Bengaluru, April 2026 — For years, the narrative surrounding Artificial Intelligence focused on the displacement of the workforce. However, a new and more existential threat has emerged for the tech industry: AI is now cannibalizing the very revenues of the companies that built it.
What was once hailed as a productivity miracle is now forcing India’s IT giants—including TCS, Infosys, and HCL Tech—to confront a “deflationary” reality where faster work leads to smaller paychecks.
From Job Cuts to Revenue Compression
The human cost has already been steep. In early 2026 alone, over 73,000 tech jobs were cut globally due to automation and funding pressures. In India, market leader TCS saw its workforce shrink by over 20,000 in the last financial year.
But the “efficiency” of AI has a double-edged sword: lower human involvement means lower billing rates. Industry leaders are now acknowledging that more AI tools mean fewer billable hours and, ultimately, lower business volumes.
The “AI Discount” Demand
The shift has sparked an awkward conversation in boardrooms: if a task that previously took a team of ten people three months can now be finished by one person and an AI tool in three weeks, why should the client pay the same price?
Major clients are now “hard-coding” AI efficiency discounts of up to 10% directly into their contracts. In a landmark move, KPMG International successfully negotiated a 14% fee reduction from its auditor, Grant Thornton, arguing that technology had made the audit process significantly cheaper and faster.

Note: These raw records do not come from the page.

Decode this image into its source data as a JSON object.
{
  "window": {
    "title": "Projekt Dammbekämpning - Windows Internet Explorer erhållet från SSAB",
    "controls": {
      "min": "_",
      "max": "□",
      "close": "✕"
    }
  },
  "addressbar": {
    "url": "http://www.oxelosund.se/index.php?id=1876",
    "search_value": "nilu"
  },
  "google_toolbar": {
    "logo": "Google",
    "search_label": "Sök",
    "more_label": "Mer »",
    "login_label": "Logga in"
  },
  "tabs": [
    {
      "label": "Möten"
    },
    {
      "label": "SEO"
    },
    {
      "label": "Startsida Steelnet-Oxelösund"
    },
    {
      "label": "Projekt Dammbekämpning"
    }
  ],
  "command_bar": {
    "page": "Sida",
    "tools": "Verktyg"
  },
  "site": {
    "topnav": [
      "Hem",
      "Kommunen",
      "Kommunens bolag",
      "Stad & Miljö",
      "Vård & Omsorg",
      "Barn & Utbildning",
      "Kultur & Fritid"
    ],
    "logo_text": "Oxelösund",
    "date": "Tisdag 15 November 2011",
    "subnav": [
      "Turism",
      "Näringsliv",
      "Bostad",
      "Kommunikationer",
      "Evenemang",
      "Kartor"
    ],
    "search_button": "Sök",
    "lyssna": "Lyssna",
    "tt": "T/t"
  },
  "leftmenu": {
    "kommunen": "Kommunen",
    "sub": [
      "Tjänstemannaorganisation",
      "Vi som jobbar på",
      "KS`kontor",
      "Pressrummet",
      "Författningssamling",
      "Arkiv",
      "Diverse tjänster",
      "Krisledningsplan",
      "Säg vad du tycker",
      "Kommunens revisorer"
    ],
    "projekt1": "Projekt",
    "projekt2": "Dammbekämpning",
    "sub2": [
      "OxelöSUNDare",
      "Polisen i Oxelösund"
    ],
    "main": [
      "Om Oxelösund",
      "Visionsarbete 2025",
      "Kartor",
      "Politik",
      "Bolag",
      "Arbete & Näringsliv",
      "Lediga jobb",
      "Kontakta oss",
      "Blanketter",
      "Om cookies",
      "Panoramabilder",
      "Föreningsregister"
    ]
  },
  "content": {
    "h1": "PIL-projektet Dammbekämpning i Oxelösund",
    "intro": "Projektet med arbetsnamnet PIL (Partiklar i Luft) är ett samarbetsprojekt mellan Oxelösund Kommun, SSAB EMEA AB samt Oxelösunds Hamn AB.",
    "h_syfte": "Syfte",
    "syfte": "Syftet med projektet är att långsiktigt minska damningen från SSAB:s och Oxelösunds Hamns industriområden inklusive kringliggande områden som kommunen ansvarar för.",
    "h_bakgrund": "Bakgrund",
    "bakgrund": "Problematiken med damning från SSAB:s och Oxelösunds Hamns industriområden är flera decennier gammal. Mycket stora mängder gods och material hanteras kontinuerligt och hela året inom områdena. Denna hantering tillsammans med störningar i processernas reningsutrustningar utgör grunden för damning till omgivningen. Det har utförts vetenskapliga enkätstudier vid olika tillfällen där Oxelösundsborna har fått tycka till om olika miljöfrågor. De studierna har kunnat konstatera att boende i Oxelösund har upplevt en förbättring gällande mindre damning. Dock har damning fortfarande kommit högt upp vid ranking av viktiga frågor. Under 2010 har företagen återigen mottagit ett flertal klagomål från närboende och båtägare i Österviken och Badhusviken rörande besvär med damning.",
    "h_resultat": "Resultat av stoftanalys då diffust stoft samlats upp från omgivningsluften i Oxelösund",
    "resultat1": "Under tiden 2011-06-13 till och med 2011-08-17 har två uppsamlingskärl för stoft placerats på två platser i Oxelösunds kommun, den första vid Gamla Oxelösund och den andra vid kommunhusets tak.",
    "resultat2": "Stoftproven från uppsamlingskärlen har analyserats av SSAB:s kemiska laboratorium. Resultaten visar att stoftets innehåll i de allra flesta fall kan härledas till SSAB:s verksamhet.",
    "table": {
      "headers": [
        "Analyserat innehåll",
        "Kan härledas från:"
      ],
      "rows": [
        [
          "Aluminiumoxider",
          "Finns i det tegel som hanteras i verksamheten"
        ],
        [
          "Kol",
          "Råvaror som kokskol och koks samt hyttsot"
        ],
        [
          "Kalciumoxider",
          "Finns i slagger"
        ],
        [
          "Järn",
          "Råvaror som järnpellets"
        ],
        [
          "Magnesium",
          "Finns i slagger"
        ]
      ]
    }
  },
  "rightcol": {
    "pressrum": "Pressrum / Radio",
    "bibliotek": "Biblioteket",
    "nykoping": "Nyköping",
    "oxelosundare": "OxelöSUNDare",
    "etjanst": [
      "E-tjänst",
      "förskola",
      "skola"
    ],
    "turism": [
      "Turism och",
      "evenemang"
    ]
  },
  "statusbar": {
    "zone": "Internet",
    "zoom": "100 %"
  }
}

The Death of “Time and Motion” Billing
To survive, consulting and IT firms are desperately trying to move away from “time and motion” billing—the traditional model of charging based on the hours worked or the size of the team deployed.
The industry is pivoting toward Value-Based Billing, where fees are determined by the outcome or the value generated rather than the effort exerted. However, analysts remain skeptical. Experts believe the industry will undergo significant “self-cannibalization” over the next 24 to 36 months as firms slash prices just to hold onto existing clients.
Software as a Utility?
Even software pricing is shifting fundamentally. Following the vision of “intelligence as a utility,” companies are moving from steady monthly subscriptions to “pay-as-you-go” metered models—similar to how we pay for electricity or water.
While this allows AI companies to charge based on the specific work performed, it makes tech spending increasingly volatile and unpredictable for the customers who rely on these services.
Bottom Line
The era of big-budget, labor-intensive IT projects is dying. As AI automates everything from software bug fixes to tax strategies, the tech industry’s “productivity win” has become its “revenue loss.” The message from global clients is loud and clear: if AI is doing the work, the humans shouldn’t be getting paid for it.